Il conflitto tra moralità e politica, della cui inconciliabilità Schiller era ormai persuaso, ricompare nella sua opera teatrale forse più felice, la Maria Stuarda. Alla grandiosa scena centrale, in cui si affrontano a viso aperto Maria ed Elisabetta d'Inghilterra, segue la condanna a morte di Maria, che sconfitta sul piano politico vince però su quello morale. La regina di Scozia, colpevole della morte del secondo marito (ma non della congiura contro Elisabetta), accetta l'ingiusta pena di morte che Elisabetta le infligge come punizione per un'altra colpa più complessa, quella di un temperamento ardente e sensuale, e assurge, morendo, alla vera regalità. Meno felici le due opere successive. La “tragedia romantica” La pulzella d'Orléans (Die Jungfrau von Orléans, 1802) è pensata in polemica con Voltaire, denigratore della leggendaria figura e dei suoi miracoli, ma è tanto spettacolare quanto superficiale ed estrinseca nello stile. La sposa di Messina (Die Braut von Messina, 1803) è modellata meccanicamente sulla tragedia sofoclea con l'intervento continuo del coro nell'azione, e costruita su una vicenda che con troppa evidenza risente dell'Edipo re.

L'ultima opera teatrale compiuta di Schiller è il Guglielmo Tell, che con grande senso scenico e con ammirevole semplicità di dizione poetica rappresenta la vicenda del leggendario artefice della libertà svizzera; più nostalgica d'immaginarie trascorse libertà popolari che della rivoluzione moderna, la tragedia stempera la voce del protagonista nella voce della collettività assetata d'indipendenza dallo straniero.
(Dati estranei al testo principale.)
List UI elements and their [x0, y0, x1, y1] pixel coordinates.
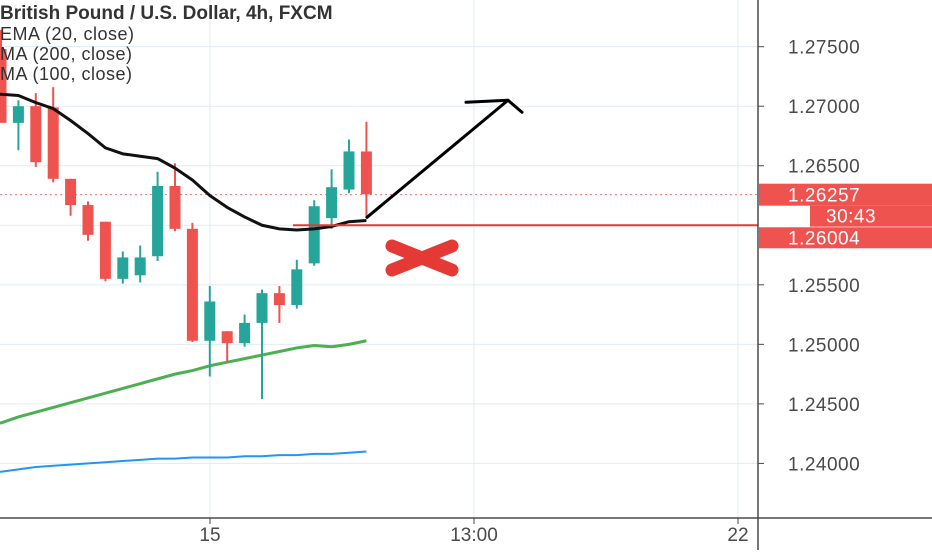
- candle: [30, 93, 42, 167]
- level-price-tag: [759, 227, 932, 249]
- candle: [65, 178, 77, 216]
- candle-body: [204, 301, 216, 341]
- candle-body: [152, 185, 164, 257]
- candle: [82, 201, 94, 241]
- candle: [169, 163, 181, 232]
- candle: [308, 200, 320, 266]
- candle-body: [308, 206, 320, 264]
- candle: [0, 30, 7, 123]
- candle: [343, 139, 355, 194]
- candle: [273, 286, 285, 323]
- chart-legend: British Pound / U.S. Dollar, 4h, FXCM EM…: [0, 3, 333, 85]
- x-tick-label: 13:00: [450, 525, 498, 546]
- candle: [99, 221, 111, 282]
- candle-body: [99, 221, 111, 279]
- ema20-line: [0, 92, 367, 232]
- candle-body: [117, 257, 129, 279]
- legend-ema20: EMA (20, close): [0, 24, 135, 44]
- y-tick-label: 1.26500: [788, 157, 860, 178]
- current-price-tag: [759, 183, 932, 206]
- current-price-label: 1.26257: [788, 186, 860, 207]
- y-tick-label: 1.27000: [788, 97, 860, 118]
- candle: [117, 251, 129, 284]
- countdown-label: 30:43: [826, 207, 876, 228]
- y-tick-label: 1.27500: [788, 38, 860, 59]
- candle-body: [0, 49, 7, 123]
- candle-body: [30, 106, 42, 163]
- x-mark-stroke: [385, 239, 459, 277]
- candle-body: [221, 331, 233, 344]
- candle-body: [239, 322, 251, 344]
- candle-body: [169, 185, 181, 229]
- y-tick-label: 1.25000: [788, 335, 860, 356]
- countdown-tag: [810, 205, 932, 227]
- candle: [47, 87, 59, 183]
- candle-body: [326, 187, 338, 219]
- ma100-line: [0, 450, 367, 473]
- legend-ma200: MA (200, close): [0, 44, 133, 64]
- candle: [291, 259, 303, 309]
- candle-body: [82, 205, 94, 235]
- candle-body: [360, 151, 372, 195]
- candle: [360, 121, 372, 219]
- candle-body: [343, 151, 355, 190]
- x-mark-icon: [385, 239, 459, 277]
- x-tick-label: 15: [199, 525, 220, 546]
- candle: [134, 245, 146, 283]
- candle: [256, 289, 268, 400]
- candle: [186, 222, 198, 342]
- candle-body: [273, 293, 285, 306]
- projection-arrow-head: [464, 98, 524, 114]
- candle: [221, 331, 233, 363]
- candle-body: [291, 269, 303, 306]
- candle-body: [256, 293, 268, 323]
- x-tick-label: 22: [727, 525, 748, 546]
- ma200-line: [0, 339, 367, 425]
- candle: [239, 314, 251, 347]
- y-tick-label: 1.24500: [788, 395, 860, 416]
- candle-body: [12, 106, 24, 123]
- candle: [204, 286, 216, 377]
- y-tick-label: 1.25500: [788, 276, 860, 297]
- candle: [326, 169, 338, 229]
- candle: [12, 100, 24, 151]
- y-tick-label: 1.24000: [788, 454, 860, 475]
- level-price-label: 1.26004: [788, 228, 860, 249]
- candle-body: [65, 178, 77, 206]
- candle: [152, 171, 164, 261]
- candle-body: [47, 107, 59, 179]
- chart-title: British Pound / U.S. Dollar, 4h, FXCM: [0, 3, 333, 24]
- projection-arrow-shaft: [365, 98, 510, 219]
- legend-ma100: MA (100, close): [0, 64, 133, 84]
- candle-body: [186, 228, 198, 341]
- candle-body: [134, 257, 146, 276]
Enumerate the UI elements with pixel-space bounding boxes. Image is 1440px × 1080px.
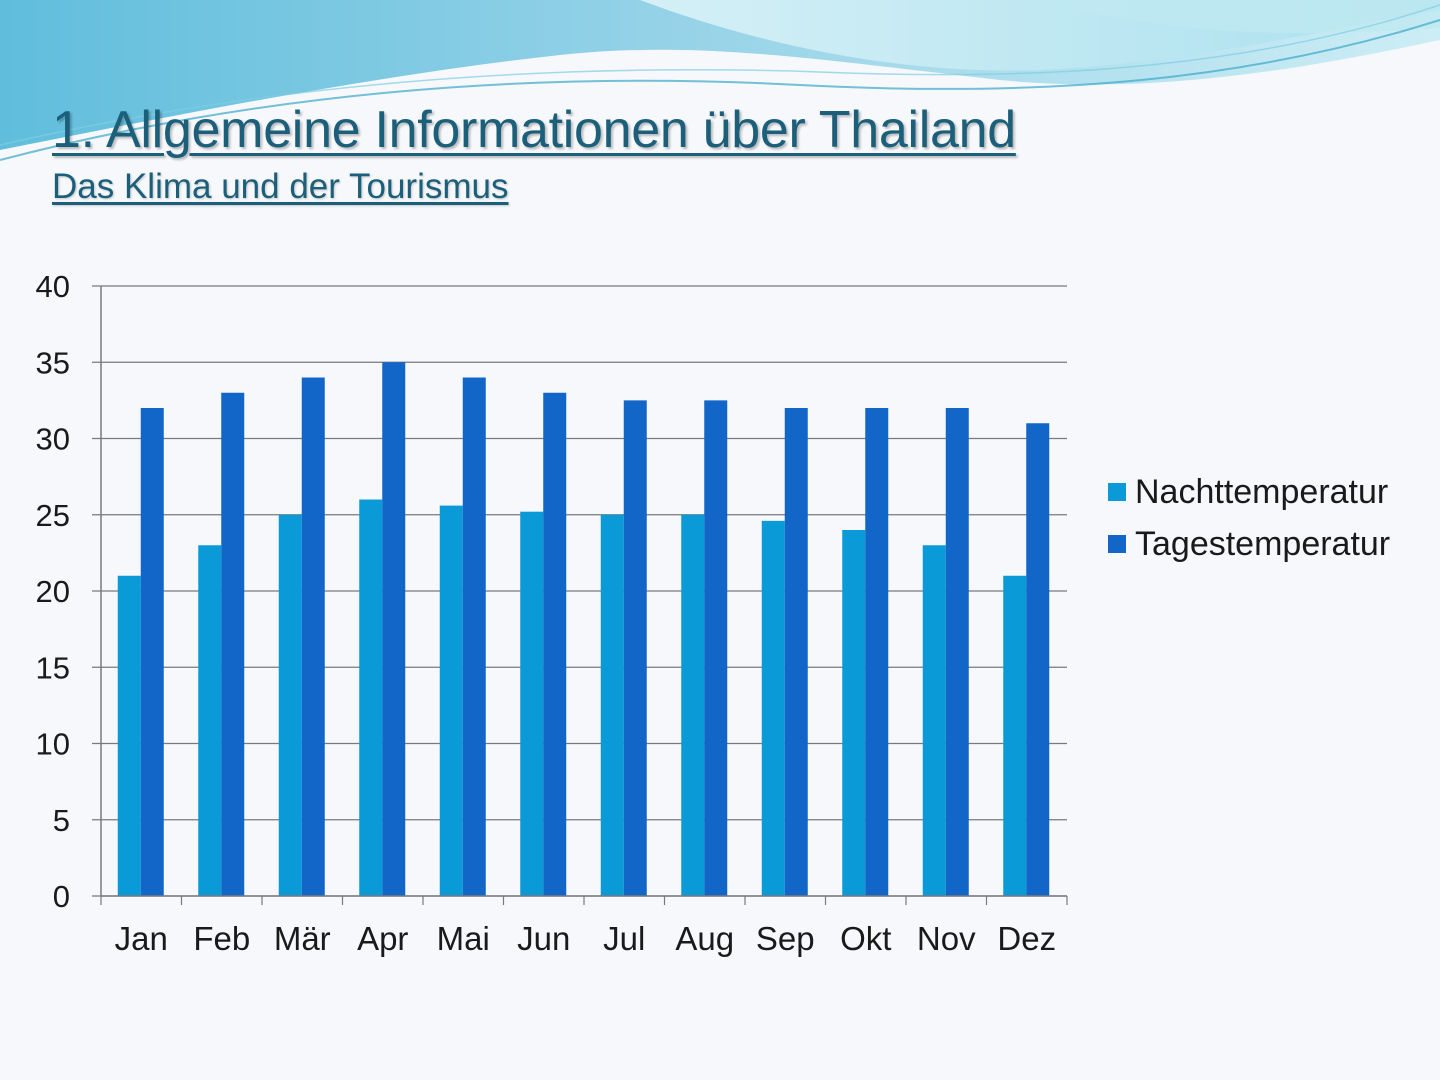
bar-tag-Aug	[704, 400, 728, 896]
legend-item-tagestemperatur: Tagestemperatur	[1108, 518, 1390, 570]
x-tick-labels: Jan Feb Mär Apr Mai Jun Jul Aug Sep Okt Nov Dez	[115, 920, 1056, 957]
x-tick-label-Sep: Sep	[756, 920, 815, 957]
chart-gridlines	[92, 285, 1067, 897]
bar-tag-Apr	[382, 362, 406, 896]
chart-bars	[117, 362, 1050, 896]
x-tick-label-Apr: Apr	[357, 920, 408, 957]
legend-swatch-tag	[1108, 535, 1126, 553]
bar-tag-Jun	[543, 392, 567, 896]
x-tick-label-Nov: Nov	[917, 920, 976, 957]
y-tick-label: 30	[36, 422, 70, 457]
bar-tag-Nov	[945, 408, 969, 896]
bar-nacht-Sep	[761, 520, 785, 896]
y-tick-label: 10	[36, 727, 70, 762]
y-tick-label: 15	[36, 650, 70, 685]
slide-subtitle: Das Klima und der Tourismus	[52, 167, 509, 206]
legend-item-nachttemperatur: Nachttemperatur	[1108, 466, 1390, 518]
bar-nacht-Nov	[922, 545, 946, 896]
bar-nacht-Apr	[359, 499, 383, 896]
bar-nacht-Aug	[681, 514, 705, 896]
bar-nacht-Okt	[842, 530, 866, 896]
x-tick-label-Jul: Jul	[603, 920, 645, 957]
bar-nacht-Jan	[117, 575, 141, 896]
y-tick-label: 25	[36, 498, 70, 533]
bar-tag-Dez	[1026, 423, 1050, 896]
chart-axes	[100, 286, 1068, 905]
bar-tag-Jan	[140, 408, 164, 896]
x-tick-label-Jun: Jun	[517, 920, 570, 957]
legend-swatch-nacht	[1108, 483, 1126, 501]
bar-tag-Sep	[784, 408, 808, 896]
legend-label-nacht: Nachttemperatur	[1135, 472, 1389, 511]
y-tick-labels: 0 5 10 15 20 25 30 35 40	[36, 269, 70, 914]
x-tick-label-Aug: Aug	[675, 920, 734, 957]
bar-tag-Mai	[462, 377, 486, 896]
y-tick-label: 0	[53, 879, 70, 914]
chart-legend: Nachttemperatur Tagestemperatur	[1108, 466, 1390, 570]
bar-nacht-Jul	[600, 514, 624, 896]
y-tick-label: 35	[36, 345, 70, 380]
x-tick-label-Mai: Mai	[437, 920, 490, 957]
bar-nacht-Dez	[1003, 575, 1027, 896]
y-tick-label: 5	[53, 803, 70, 838]
bar-tag-Jul	[623, 400, 647, 896]
x-tick-label-Feb: Feb	[193, 920, 250, 957]
slide-title: 1. Allgemeine Informationen über Thailan…	[52, 101, 1016, 159]
bar-tag-Mär	[301, 377, 325, 896]
bar-nacht-Mär	[278, 514, 302, 896]
y-tick-label: 40	[36, 269, 70, 304]
x-tick-label-Mär: Mär	[274, 920, 331, 957]
bar-tag-Okt	[865, 408, 889, 896]
x-tick-label-Dez: Dez	[997, 920, 1056, 957]
bar-nacht-Mai	[439, 505, 463, 896]
bar-tag-Feb	[221, 392, 245, 896]
y-tick-label: 20	[36, 574, 70, 609]
x-tick-label-Jan: Jan	[115, 920, 168, 957]
bar-nacht-Jun	[520, 511, 544, 896]
legend-label-tag: Tagestemperatur	[1135, 524, 1391, 563]
x-tick-label-Okt: Okt	[840, 920, 891, 957]
bar-nacht-Feb	[198, 545, 222, 896]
Il teatro di Schiller, tanto quello giovanile quanto quello classico della maturità, è a tutt'oggi ben vivo sulle scene tedesche ed estere: ciò è dovuto non solo alla grande efficacia della struttura drammatica (certo superiore a quella del teatro di Goethe), ma anche alla ricchezza e complessità dei caratteri, dotati di una profondità che essi serbano lungo tutto lo svolgimento dell'azione.